In Response to Talia Jane
I’ll start this off by saying that there are probably salient, necessary points to be made about entry-level pay and employee satisfaction and turnover rates at tech startups.
Talia, you are not the right person to be making those points.
For starters, you don’t write very well. Maybe my standards are too high, but for an English major, you actually don’t write well at all. Slogging through this article was a chore. But hey, maybe you had reason to believe your writing style is just the voice Yelp is looking for in its “funny tweets” and other social media representation.
If so, that’s cool; it sounds like Yelp did you a solid when they clearly laid out their path to interdepartmental promotion: employees must complete one year of service in their hired role before being promoted to a different role.
Just out of curiosity, what exactly was so unbelievably unfair about this? It is a commonly accepted principle that one year is the ideal minimum tenure for professional jobs. A lot of people find themselves in jobs they don’t enjoy, but practical wisdom says to stick it out for a year, and then look for something else. Being told that you would be considered for a (fairly significant, it seems) promotion one year after being hired into an entry level job is more than fair; it’s downright generous.
Speaking of generous, you said your employer sponsored health insurance included $0 premiums and $20 copays. Your entire article drips, oozes, and gushes entitlement, naïveté and ignorance, so I’ll go out on a limb here and assume you don’t fully understand how valuable that is — it’s extremely valuable, and pretty (no, very) unusual for an entry-level hourly job. That “free” insurance is not free for your employer; they are shelling out between $400 and $800 every month for it.
To give you some perspective, I work a mid-level professional job (that I have held for over a year, because you know, it’s what you do) and my paychecks are actually not very much bigger than yours, partly because my health insurance premiums are $200 a month. And $20 copays? Try copays ranging up to $200, with a significant deductible. You had a very, very good thing going insurance-wise at Yelp. Had. Too bad you took the websocial nuclear option before bothering to research your own complaints.
You wrote a lot in your article about the cost of your rent, the cost of transportation, the cost of food, and the inadequacy of your paychecks to cover those costs. It’s pretty obvious that a lot of your claims are exaggerated, but I don’t have a problem believing that you’re finding it hard to subsist on entry-level pay in the Bay Area. (Exaggerated why? Well, there are about 1,600 calories in a pound of rice. If ten pounds of rice has sustained you, even marginally, for the last 6 months, your money problems are over, because I’m sure the Berkeley U. physics department will pay to put you up while they study your wholly unprecedented energy requirements, but I digress.)
Here’s the thing (and sorry not sorry to sound like your grandmother; you and I are actually very close in age): You chose to accept Yelp’s job offer in full knowledge of what your hourly compensation would be. The fact that you maxed out a “shiny” new credit card to move cross-country for a job with inadequate wages is more an indictment of your own understanding of money management than Yelp’s pay structure.

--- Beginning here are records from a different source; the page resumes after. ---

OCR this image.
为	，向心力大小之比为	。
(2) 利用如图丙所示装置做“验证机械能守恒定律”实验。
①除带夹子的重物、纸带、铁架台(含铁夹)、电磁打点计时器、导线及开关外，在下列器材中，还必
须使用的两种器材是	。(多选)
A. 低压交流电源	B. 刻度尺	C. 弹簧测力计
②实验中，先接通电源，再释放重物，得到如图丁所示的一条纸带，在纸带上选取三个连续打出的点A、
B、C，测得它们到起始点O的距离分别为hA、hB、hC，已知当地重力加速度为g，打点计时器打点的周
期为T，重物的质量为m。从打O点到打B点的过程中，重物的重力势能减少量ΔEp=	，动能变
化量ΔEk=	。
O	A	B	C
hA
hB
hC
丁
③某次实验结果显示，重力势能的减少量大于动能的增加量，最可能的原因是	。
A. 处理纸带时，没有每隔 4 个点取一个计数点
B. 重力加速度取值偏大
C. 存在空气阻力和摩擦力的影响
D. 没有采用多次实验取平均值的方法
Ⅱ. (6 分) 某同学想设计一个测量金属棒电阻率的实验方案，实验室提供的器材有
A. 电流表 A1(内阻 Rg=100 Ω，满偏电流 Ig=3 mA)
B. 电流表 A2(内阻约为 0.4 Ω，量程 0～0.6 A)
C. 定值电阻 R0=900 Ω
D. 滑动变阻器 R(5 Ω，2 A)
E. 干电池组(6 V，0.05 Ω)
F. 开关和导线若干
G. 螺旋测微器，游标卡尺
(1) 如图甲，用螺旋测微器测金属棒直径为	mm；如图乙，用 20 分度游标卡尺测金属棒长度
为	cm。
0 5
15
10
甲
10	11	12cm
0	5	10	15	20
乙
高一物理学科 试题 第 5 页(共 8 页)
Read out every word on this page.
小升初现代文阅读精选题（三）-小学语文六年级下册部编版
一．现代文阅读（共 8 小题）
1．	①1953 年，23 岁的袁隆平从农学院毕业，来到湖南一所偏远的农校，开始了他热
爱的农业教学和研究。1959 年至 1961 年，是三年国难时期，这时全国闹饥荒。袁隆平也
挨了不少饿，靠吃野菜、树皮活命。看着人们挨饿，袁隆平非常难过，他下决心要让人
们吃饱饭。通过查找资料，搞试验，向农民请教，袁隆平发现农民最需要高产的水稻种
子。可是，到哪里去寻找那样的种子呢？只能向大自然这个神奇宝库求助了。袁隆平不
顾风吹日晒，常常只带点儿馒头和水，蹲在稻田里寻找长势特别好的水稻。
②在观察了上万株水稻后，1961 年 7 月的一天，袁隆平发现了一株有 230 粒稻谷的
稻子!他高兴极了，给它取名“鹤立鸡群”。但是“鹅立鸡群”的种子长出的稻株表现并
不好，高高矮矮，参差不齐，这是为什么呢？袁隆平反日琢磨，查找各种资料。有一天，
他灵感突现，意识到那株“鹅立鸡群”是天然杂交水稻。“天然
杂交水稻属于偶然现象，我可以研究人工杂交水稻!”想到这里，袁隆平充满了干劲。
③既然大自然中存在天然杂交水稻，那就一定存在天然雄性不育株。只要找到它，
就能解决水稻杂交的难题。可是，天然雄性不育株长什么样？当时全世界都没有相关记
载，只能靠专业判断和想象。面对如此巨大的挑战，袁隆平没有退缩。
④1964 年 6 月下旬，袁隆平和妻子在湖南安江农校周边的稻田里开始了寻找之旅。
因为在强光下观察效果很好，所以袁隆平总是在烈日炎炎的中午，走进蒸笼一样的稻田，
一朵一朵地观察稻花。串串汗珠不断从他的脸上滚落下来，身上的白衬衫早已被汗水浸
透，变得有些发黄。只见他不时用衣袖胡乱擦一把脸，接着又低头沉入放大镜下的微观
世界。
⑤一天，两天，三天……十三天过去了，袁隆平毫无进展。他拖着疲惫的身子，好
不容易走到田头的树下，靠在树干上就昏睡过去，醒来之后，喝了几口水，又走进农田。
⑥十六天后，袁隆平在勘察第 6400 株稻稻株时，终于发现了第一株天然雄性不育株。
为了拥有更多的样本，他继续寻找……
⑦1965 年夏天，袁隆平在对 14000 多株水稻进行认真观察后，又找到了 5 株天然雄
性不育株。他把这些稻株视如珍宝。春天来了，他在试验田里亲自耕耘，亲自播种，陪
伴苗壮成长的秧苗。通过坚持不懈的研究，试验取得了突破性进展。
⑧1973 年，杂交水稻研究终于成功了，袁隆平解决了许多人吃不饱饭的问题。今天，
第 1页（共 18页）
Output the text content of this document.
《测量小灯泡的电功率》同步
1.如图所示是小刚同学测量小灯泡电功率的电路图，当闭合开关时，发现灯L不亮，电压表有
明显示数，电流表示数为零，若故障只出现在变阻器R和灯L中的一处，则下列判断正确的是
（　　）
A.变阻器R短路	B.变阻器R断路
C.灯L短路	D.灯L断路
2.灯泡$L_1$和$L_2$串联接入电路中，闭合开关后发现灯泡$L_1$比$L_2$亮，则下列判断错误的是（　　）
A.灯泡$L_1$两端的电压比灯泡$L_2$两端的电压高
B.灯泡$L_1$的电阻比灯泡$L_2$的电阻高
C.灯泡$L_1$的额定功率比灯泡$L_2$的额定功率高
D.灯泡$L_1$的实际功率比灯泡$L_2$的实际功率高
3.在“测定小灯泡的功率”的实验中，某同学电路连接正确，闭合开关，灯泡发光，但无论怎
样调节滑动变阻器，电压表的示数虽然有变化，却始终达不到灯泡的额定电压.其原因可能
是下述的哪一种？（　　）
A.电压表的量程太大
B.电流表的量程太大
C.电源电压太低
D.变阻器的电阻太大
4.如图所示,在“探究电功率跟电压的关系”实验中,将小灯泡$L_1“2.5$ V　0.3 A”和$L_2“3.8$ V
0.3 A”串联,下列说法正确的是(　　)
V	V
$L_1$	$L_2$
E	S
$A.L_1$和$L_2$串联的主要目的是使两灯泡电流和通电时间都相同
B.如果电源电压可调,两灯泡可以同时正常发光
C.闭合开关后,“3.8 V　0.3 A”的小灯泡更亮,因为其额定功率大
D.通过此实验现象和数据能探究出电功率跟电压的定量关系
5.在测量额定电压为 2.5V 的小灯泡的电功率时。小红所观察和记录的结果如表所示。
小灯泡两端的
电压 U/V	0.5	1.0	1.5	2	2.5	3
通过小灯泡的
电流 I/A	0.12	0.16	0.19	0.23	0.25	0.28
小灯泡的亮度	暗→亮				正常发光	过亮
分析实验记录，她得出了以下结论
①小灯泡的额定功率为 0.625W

Did Yelp provide you with extremely generous benefits? Yes. Did you benefit from the generous work-life perks that Yelp offers, including free on-site snacks and meals? Yes, and it sounds like you and your co-workers pretty effectively exploited those perks. Did your supervisor at Yelp treat you with an unusual degree of leniency, by not disciplining you for being late to work due to your own irresponsibility? It sure sounds like it. Did Yelp underpay you? Maybe. We can’t actually know that.
A few more questions:
Were you forced to accept Yelp’s offer of employment? No. Were you forced to move to the Bay Area? No. Were you forced to take on a single-tenant lease of an apartment in one of the most expensive cities in one of the most expensive states in the country? No. Were you forced to write this rancorous, unresearched, ill-informed screed, and post it in a public forum, where your boss was not only able but encouraged to read it? No.
Is Yelp responsible for your current situation? Most emphatically no.
My best advice to you is to grow up a bit. You had a good thing going, and you lost it through negligent mismanagement. That sucks.
My practical advice to you is to minimize your debt and expenses, learn how to economize, and expose yourself to some reliable professional development resources, to prevent yourself from making the same mistake again.
Move in with family if you cannot find a new job, and get a roommate (or two) if you can, since getting fired from your first entry-level job probably won’t win you a better-paid position. Sign up for ACA health insurance on Covered California (to replace your “free” private insurance with “free” public insurance.) Until you find paid employment, take your own advice and volunteer at a soup kitchen or food pantry when you aren’t busy applying for jobs; like Yelp, they often feed their workers on the job, and the experience might lend you some much-needed perspective. Most of all, for your own sake, use your newly-unoccupied hours to start figuring out how to better yourself.